Et le 11 novembre, il a posté ce tweet : "Après une journée d’écoute & de débats et compte tenu des bons résultats de @Total en 2018, nous proposons à nos organisations syndicales une enveloppe globale d’#augmentation de +3,1 % et une #prime exceptionnelle de 1500 € pour tous nos salariés en France."

  Une marque de soutien à Emmanuel Macron  

Que les organisations syndicales acceptent ou non cette proposition, cette annonce fait grand bruit. Elle est d’abord le signe du

soutien des patrons de l’industrie en général, et de Patrick Pouyanné en particulier, au Président de la République et à sa politique favorable aux entreprises.

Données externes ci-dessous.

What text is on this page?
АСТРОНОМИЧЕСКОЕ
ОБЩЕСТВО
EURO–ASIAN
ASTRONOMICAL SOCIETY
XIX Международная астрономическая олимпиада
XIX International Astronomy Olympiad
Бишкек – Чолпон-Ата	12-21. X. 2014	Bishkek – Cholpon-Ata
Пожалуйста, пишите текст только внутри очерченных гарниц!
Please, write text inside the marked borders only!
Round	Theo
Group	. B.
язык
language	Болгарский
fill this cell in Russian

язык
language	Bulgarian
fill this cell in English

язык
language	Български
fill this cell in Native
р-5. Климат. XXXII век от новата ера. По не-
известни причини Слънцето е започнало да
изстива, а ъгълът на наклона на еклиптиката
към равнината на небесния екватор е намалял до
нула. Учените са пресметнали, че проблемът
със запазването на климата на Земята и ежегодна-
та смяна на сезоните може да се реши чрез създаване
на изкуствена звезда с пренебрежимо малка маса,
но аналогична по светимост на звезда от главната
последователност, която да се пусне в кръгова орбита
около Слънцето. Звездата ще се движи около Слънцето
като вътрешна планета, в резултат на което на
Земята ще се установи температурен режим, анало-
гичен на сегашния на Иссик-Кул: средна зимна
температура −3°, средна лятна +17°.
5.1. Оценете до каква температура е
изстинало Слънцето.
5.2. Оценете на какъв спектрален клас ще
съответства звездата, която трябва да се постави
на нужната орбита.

On se souvient que dès le début de la crise des gilets jaunes, Total s’était engagé à répercuter à la pompe les baisses des prix des carburants sur les marchés internationaux, alors que le reste de la profession s’affichait déjà ouvertement pour une annulation de la taxe carbone.

Cette proposition est surtout le reflet de la santé économique éclatante de Total. Elle permet à Patrick Pouyanné de remercier sur la place publique les salariés du groupe qui ont déroulé son plan d’austérité post-crise de 2013, lorsque les cours ont chuté de plus de 100 dollars le baril à près de 30 dollars. Un plan qui a permis d’abaisser le point mort du groupe après dividende sous les 50 dollars le baril, c’est-à-dire le prix au-dessus duquel Total fait des bénéfices. C’est un niveau inférieur de plus de 50 % à celui de 2014. Les cours du pétrole surfant depuis des mois autour de 70 dollars le baril, 2018 a été une très bonne année pour le pétrolier français. Sur les neuf premiers mois, le résultat net a augmenté de 35 % à 10,4 milliards de dollars.

Le reflet des très bons résultats de Total

Alors certes, le Brésil vient d’interdire à Total de forer au large de l’embouchure de l’Amazone. Certes, la bioraffinerie de La Mède (Bouches du Rhône) n’a pas ouvert comme prévu en juillet dernier, et ne démarrera qu’en 2019. Et les écologistes sont vent debout face à l’importation massive d’huile de palme qu’elle requiert pour être rentable. Mais pour le reste, Total voit tous les signaux au vert.

Grâce à une bonne anticipation, le groupe a pu se désengager d’Iran au profit d’un partenaire chinois et éviter les sanctions américaines. En Russie, le champ gazier Yamal, lancé il y a juste un an, produit plus et plus vite que prévu. Total vient d’inaugurer le Train 3 du projet de Yamal LNG avec douze mois d’avance ! Le groupe vient aussi de décrocher deux nouveaux contrats d’exploration en Mauritanie. La liste des bonnes nouvelles est longue.

Le signe d'une bonne volonté

Alors Total cherche à composer même avec ses plus farouches adversaires écologistes. En Guyane, où la loi hydrocarbure de Nicolas Hulot lui laisse le droit d’exploration grâce à l’antériorité de son permis, le pétrolier s’est décidé à jouer la transparence et l’ouverture. Il assure qu’il respectera les récifs coralliens de la zone. Le groupe invite aussi "les ONG qui le souhaitent à visiter ses installations en se rendant sur son navire pour comprendre les mesures de précaution prises et avoir l’occasion d’un dialogue serein", explique un communiqué. Cela ne suffira pas à calmer les oppositions. Total le sait. Mais le groupe aura fait son possible.